Judge Saulsberry is buried here, under a plaque.
Further to the left is the third of the larger cemeteries within the park, the McBride Cemetery (40 degrees, 57 minutes N, 79 degrees, 59 minutes W). It is south of the Earl Stamm farm, in the middle of an old field. Six people are buried in this cemetery, all of whom were born in the 1800s; one of the stones is flipped over.
EveningTravel north on Route 8 to Slippery Rock for a unique dinner experience, complete with spirits. The North Country Brewing Company building used to be a funeral home! Don’t worry, that’s now history! You deserve a good meal and a cold brew too.
Other Notable StopsTravel east on Route 422 and take Cornetti Road south toward West Winfield. On Sasse Road is Wooden Cross Cemetery which contains a marker for the worldwide influenza pandemic that killed 550,000 in the U.S. alone. This marker commemorates the many Eastern European immigrants buried here.

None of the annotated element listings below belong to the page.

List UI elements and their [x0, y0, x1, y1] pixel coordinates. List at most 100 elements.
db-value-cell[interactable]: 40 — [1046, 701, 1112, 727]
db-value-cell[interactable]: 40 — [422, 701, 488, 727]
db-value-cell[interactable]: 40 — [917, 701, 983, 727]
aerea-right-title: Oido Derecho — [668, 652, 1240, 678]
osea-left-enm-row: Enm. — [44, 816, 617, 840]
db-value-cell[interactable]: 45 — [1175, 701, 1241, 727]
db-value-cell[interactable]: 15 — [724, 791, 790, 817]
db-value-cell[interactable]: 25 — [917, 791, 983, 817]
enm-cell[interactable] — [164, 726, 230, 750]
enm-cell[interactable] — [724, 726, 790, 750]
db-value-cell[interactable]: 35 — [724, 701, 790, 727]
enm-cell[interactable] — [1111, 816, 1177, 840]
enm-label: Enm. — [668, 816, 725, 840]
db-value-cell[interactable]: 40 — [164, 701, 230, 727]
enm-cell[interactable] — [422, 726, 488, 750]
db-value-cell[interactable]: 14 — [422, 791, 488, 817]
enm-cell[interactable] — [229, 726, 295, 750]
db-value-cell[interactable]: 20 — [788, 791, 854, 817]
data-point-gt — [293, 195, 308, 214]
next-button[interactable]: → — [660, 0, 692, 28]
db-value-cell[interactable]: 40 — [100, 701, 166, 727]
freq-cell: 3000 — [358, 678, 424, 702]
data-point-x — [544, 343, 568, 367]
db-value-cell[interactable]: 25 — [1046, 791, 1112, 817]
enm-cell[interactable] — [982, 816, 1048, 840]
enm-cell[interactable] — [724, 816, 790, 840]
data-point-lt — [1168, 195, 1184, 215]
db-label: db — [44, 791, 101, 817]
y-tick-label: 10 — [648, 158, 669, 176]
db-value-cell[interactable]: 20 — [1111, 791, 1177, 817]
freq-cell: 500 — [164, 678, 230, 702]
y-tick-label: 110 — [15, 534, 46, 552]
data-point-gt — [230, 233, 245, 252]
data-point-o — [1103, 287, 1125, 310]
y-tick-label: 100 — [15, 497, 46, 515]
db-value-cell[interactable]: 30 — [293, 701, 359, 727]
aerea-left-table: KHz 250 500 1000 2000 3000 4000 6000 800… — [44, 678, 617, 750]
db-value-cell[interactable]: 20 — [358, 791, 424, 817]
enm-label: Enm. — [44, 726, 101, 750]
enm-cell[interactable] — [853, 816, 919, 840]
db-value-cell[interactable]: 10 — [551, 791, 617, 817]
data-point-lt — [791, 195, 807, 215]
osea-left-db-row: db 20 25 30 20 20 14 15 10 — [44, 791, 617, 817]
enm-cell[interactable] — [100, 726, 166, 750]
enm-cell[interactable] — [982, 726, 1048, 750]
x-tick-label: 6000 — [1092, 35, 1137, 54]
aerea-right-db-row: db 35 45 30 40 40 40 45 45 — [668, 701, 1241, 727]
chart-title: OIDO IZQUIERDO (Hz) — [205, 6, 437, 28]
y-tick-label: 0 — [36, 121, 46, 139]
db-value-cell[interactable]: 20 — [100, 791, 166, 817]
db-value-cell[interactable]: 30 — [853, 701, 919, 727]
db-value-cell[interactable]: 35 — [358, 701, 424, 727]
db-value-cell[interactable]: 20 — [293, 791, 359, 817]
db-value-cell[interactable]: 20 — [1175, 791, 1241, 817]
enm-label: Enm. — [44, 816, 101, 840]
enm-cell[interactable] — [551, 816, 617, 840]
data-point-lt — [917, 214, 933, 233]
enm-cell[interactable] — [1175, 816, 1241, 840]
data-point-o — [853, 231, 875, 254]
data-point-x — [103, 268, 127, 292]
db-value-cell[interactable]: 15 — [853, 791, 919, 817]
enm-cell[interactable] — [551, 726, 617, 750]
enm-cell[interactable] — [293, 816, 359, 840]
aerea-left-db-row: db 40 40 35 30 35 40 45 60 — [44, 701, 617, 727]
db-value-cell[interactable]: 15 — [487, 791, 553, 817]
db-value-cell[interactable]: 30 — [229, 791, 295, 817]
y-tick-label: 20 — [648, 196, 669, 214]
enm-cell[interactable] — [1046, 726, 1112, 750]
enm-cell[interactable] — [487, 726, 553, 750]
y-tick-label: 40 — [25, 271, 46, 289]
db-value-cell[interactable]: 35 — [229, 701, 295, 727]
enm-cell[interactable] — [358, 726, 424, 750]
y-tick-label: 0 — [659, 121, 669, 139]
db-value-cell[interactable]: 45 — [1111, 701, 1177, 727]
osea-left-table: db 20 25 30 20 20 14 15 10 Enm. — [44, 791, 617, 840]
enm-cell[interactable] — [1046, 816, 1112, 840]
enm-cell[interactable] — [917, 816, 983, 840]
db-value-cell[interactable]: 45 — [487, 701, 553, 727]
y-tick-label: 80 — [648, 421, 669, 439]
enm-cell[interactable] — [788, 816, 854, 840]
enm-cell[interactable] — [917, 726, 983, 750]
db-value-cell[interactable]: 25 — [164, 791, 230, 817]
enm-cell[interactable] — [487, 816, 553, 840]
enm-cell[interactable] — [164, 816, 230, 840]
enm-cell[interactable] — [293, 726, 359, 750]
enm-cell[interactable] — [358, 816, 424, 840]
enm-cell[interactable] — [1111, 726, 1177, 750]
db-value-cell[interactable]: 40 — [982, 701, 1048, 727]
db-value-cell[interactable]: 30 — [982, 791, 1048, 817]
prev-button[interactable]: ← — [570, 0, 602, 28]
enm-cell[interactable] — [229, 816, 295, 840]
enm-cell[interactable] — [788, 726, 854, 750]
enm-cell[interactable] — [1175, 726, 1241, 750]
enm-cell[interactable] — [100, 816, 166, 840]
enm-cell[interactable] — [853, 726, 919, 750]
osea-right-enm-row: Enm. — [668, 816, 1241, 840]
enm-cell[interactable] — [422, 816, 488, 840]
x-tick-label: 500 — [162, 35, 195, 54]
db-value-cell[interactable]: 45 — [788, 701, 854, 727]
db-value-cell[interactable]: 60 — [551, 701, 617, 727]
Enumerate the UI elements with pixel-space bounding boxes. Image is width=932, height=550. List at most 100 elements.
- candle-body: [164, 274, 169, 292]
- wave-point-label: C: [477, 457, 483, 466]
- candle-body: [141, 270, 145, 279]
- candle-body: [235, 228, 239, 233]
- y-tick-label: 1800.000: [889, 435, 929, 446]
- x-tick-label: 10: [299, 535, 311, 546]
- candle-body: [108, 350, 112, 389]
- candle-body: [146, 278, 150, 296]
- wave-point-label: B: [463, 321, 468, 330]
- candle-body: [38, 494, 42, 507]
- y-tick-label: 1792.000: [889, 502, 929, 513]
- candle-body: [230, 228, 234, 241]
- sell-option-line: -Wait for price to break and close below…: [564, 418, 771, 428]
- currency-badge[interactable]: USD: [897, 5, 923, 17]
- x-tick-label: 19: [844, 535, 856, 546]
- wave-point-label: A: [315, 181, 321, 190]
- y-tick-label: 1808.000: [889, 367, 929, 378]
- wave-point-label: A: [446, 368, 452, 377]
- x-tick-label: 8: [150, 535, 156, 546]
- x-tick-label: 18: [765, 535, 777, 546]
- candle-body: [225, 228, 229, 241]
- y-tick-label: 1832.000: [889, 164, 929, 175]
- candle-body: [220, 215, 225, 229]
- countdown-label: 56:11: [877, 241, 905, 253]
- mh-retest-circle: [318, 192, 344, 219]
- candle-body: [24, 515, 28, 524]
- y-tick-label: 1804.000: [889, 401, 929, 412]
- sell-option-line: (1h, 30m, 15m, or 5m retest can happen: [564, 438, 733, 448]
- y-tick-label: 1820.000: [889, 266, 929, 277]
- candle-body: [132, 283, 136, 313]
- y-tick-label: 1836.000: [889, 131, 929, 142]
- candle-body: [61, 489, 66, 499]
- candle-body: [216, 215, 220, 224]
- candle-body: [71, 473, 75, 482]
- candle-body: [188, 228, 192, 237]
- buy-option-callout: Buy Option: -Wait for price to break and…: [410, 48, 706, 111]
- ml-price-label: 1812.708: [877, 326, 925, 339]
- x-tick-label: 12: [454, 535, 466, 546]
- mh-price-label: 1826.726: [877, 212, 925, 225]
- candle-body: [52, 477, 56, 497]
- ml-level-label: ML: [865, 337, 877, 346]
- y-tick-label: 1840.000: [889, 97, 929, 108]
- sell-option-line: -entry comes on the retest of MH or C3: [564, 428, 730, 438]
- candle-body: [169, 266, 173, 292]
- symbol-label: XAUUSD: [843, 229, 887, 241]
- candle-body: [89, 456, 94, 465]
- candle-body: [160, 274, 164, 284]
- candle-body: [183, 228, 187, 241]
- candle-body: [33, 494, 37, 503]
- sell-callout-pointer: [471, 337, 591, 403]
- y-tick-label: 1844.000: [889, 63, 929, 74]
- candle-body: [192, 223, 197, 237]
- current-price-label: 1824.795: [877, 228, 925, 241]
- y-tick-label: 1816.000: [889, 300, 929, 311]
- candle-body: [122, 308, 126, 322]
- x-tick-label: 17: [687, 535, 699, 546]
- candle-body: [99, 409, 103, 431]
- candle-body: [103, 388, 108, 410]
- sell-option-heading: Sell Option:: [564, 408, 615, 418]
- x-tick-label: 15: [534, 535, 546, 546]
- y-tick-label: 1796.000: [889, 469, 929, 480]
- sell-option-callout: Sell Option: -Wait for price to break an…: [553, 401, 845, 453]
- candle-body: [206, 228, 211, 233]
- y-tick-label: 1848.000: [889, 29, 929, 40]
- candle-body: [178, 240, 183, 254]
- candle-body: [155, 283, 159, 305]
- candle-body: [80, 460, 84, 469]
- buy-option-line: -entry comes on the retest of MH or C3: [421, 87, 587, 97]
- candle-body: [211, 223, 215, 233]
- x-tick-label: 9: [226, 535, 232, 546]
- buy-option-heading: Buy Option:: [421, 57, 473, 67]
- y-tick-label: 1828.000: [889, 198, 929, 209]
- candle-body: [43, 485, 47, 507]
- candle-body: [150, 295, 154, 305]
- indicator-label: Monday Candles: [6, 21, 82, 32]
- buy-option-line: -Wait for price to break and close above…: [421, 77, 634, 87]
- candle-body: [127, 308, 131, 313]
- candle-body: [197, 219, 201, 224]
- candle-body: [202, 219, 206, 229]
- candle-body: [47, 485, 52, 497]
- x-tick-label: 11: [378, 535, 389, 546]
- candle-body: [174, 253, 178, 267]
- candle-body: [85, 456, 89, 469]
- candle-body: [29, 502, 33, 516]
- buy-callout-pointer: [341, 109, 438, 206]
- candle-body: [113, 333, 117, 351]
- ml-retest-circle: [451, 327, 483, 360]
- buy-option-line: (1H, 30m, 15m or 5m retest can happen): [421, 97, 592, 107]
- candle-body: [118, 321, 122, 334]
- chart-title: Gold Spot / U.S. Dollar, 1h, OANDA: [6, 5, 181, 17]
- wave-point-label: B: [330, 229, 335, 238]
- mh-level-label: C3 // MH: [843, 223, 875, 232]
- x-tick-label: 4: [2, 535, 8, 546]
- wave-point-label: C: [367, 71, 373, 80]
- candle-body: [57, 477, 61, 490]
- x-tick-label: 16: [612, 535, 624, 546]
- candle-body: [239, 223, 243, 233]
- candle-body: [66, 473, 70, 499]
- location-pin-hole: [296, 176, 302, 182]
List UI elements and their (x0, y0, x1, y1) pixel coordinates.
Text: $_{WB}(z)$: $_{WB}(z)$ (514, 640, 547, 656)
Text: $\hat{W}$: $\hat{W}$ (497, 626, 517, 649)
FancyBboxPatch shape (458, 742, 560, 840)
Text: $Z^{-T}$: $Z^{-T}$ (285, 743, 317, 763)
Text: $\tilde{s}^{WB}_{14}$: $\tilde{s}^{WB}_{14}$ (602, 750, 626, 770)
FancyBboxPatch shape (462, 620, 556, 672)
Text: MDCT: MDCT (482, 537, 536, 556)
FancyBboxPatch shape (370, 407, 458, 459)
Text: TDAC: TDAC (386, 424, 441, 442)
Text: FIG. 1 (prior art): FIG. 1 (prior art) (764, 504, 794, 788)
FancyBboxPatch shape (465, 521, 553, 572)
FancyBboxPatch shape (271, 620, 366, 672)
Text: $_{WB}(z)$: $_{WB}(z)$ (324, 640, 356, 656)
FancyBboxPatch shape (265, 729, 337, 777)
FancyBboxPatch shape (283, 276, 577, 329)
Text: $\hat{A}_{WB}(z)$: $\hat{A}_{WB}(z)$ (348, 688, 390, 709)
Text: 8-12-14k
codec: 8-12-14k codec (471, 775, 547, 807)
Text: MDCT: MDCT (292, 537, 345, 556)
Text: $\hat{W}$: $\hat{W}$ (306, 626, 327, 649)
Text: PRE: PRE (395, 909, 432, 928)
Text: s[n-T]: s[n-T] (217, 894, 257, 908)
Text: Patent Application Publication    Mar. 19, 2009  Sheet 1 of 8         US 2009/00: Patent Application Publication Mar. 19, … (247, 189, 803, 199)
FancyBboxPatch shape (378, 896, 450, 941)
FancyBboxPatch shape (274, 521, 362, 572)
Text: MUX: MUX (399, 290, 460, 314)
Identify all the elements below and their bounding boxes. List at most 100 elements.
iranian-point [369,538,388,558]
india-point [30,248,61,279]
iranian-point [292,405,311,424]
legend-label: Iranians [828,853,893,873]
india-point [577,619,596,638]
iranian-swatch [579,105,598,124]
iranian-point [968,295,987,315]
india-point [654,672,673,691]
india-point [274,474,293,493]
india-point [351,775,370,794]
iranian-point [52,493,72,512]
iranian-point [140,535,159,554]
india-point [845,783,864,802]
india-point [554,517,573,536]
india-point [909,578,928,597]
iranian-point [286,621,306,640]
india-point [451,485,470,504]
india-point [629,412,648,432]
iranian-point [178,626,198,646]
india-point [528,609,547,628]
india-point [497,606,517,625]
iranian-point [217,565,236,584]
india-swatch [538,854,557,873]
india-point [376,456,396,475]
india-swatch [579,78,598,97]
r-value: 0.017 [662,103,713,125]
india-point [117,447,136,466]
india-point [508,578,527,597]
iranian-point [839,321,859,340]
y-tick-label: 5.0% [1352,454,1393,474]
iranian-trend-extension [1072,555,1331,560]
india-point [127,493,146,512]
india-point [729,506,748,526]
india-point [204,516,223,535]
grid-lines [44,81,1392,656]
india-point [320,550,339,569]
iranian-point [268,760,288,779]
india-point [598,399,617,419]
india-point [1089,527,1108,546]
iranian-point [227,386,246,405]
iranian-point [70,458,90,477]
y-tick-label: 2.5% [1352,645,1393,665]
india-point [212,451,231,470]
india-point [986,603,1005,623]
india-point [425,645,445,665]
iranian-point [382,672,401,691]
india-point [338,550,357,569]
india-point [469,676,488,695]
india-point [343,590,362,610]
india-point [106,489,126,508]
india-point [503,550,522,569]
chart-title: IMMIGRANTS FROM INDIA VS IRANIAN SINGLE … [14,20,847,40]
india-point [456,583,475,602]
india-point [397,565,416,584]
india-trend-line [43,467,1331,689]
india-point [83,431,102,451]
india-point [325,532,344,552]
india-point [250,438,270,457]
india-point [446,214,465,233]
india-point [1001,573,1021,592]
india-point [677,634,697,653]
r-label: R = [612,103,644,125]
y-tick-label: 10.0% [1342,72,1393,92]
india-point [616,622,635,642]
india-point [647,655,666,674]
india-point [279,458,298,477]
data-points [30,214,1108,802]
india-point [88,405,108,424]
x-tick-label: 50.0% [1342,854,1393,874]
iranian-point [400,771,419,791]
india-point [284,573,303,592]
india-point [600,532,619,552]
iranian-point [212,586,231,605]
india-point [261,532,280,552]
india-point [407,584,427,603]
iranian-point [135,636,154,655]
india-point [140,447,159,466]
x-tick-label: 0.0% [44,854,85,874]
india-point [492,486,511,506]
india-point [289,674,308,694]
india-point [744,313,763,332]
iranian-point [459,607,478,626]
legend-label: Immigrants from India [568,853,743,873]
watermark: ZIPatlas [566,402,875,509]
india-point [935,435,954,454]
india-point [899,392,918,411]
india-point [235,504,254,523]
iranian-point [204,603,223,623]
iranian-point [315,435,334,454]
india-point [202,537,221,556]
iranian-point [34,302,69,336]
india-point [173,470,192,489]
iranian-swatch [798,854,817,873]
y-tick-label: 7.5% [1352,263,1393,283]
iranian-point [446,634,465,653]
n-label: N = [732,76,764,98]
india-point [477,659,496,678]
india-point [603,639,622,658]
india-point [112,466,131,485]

North of Sarver, at the intersection of Route 356 and Cooper Road, is a monument and marker at Pape or Hannahstown Cemetery. Buried here is William Andrew “Uncle Billy” Smith, the man who drilled Edwin Drake’s first producing oil well near Titusville, Pa., in 1859.
A northbound One-Room Schoolhouse tour concluding in Slippery Rock, Pennsylvania
MorningStart your morning off with a clean slate in Cranberry Township, where the historical society offers our first one-room schoolhouse of the day, Sample School. See what it was like to go to school before cell phones and computers.
Afterwards, take a ride north on Route 19 to Baldinger’s Food From All Nations. This candy and specialty foods store fits well into the old-fashioned theme of the day. It still has the original crank cash register and “penny candy” that costs a penny!
AfternoonFor a nice lunch and another history lesson, continue North on Route 19 to The Kaufman House. This vintage hotel restaurant was built in 1837, three years before Zelienople became a borough! Enjoy a tasty meal and you just might learn something, too!
For afternoon history lessons, follow Route 68 to Route 422 east into Butler where you can visit the Little Red Schoolhouse. This schoolhouse dates back to 1838 and was the first public school built in Butler. It is a living history museum recreating the one-room school experience for school classes.
From Butler, take Route 8 north to Slippery Rock to visit the Hickory Corner Schoolhouse. The schoolhouse is now located on Slippery Rock University’s campus, but was named for its original location at the intersection of Hickory Corner and Unionville Road in Franklin Township. Back in its heyday, eight grades would be taught at the same time in this one room.
To finish up the day, travel west on Route 108 and stop at the Birdwatcher’s Store. This store is a newly-remodeled century-old schoolhouse!